Если раньше мои мысли были заняты Анной, то теперь, когда мы просматриваем файлы Виктора, они становятся еще больше. С каждым именем, каждым списком купленных женщин и потраченной суммой в долларах все, о чем я могу думать, это о ней … где-то в мире, в стране, которую я не могу назвать с кем-то, чье лицо я не могу представить, будучи… кем именно? Причиняли ли ей боль? Пытали? Насиловали? Держали взаперти в комнате или на цепи в подвале? Мой лоб сильно морщится, когда я перелистываю страницу за страницей, мои зубы стиснуты так сильно, что начинает болеть челюсть.

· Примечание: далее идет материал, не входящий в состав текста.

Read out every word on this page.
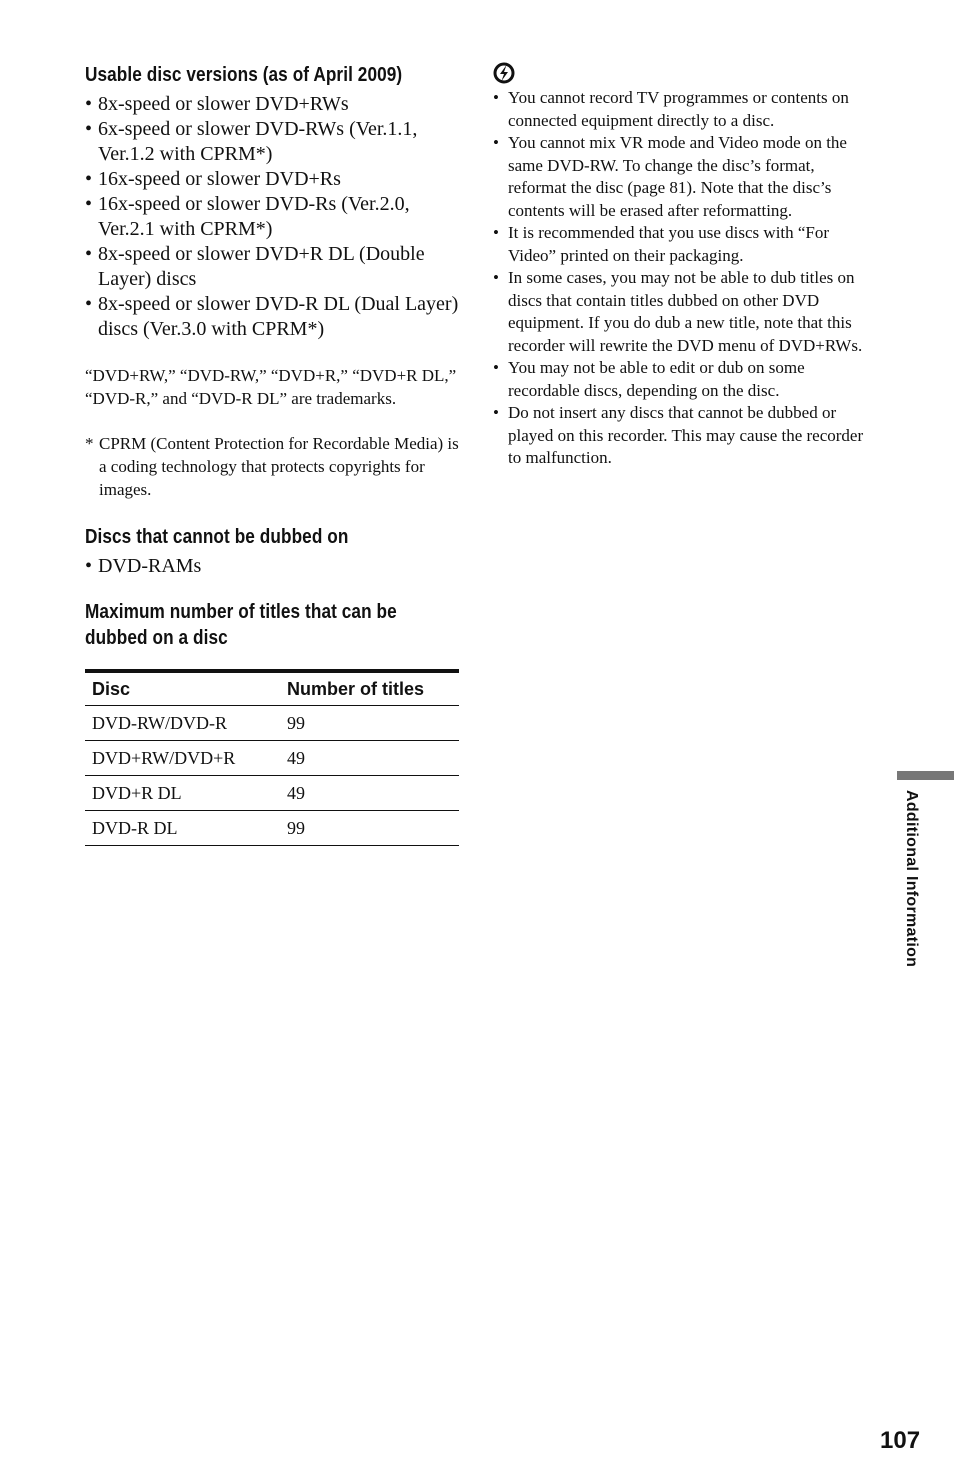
Usable disc versions (as of April 2009)
• 8x-speed or slower DVD+RWs
• 6x-speed or slower DVD-RWs (Ver.1.1, Ver.1.2 with CPRM*)
• 16x-speed or slower DVD+Rs
• 16x-speed or slower DVD-Rs (Ver.2.0, Ver.2.1 with CPRM*)
• 8x-speed or slower DVD+R DL (Double Layer) discs
• 8x-speed or slower DVD-R DL (Dual Layer) discs (Ver.3.0 with CPRM*)

“DVD+RW,” “DVD-RW,” “DVD+R,” “DVD+R DL,” “DVD-R,” and “DVD-R DL” are trademarks.

* CPRM (Content Protection for Recordable Media) is a coding technology that protects copyrights for images.
Discs that cannot be dubbed on
• DVD-RAMs
Maximum number of titles that can be dubbed on a disc
Disc	Number of titles
DVD-RW/DVD-R	99
DVD+RW/DVD+R	49
DVD+R DL	49
DVD-R DL	99
• You cannot record TV programmes or contents on connected equipment directly to a disc.
• You cannot mix VR mode and Video mode on the same DVD-RW. To change the disc’s format, reformat the disc (page 81). Note that the disc’s contents will be erased after reformatting.
• It is recommended that you use discs with “For Video” printed on their packaging.
• In some cases, you may not be able to dub titles on discs that contain titles dubbed on other DVD equipment. If you do dub a new title, note that this recorder will rewrite the DVD menu of DVD+RWs.
• You may not be able to edit or dub on some recordable discs, depending on the disc.
• Do not insert any discs that cannot be dubbed or played on this recorder. This may cause the recorder to malfunction.
Additional Information
107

— Я знаю, ты беспокоишься за нее, — мягко говорит Виктор, когда я откладываю другой файл, испуская резкий вздох разочарования. — Мы все беспокоимся. Я испытываю огромную вину за то, что она потерялась до того, как мы смогли ее спасти. Лука тоже так думает. Но если это поможет, — он колеблется. — Мужчины, которые покупали у меня в прошлом, редко бывали жестоки. У некоторых, конечно, есть свои пристрастия, и я не могу сказать, что я следил за женщинами после того, как они переходили из рук в руки. Но мужчины, которые тратят такие большие суммы, редко плохо относятся к своим приобретениям. Какие бы ужасные вещи ты ни воображал, Ана, скорее всего, их не переносит.

— Она — собственность, — выдавливаю я, захлопывая другой файл. — Женщина, проданная с целью удовлетворения мужчины. Не имеет значения, одета ли она в шелка и ест ли икру в собственном дворце, другой мужчина навязывает ей себя. Она принадлежит другому мужчине. И одно это невыносимо.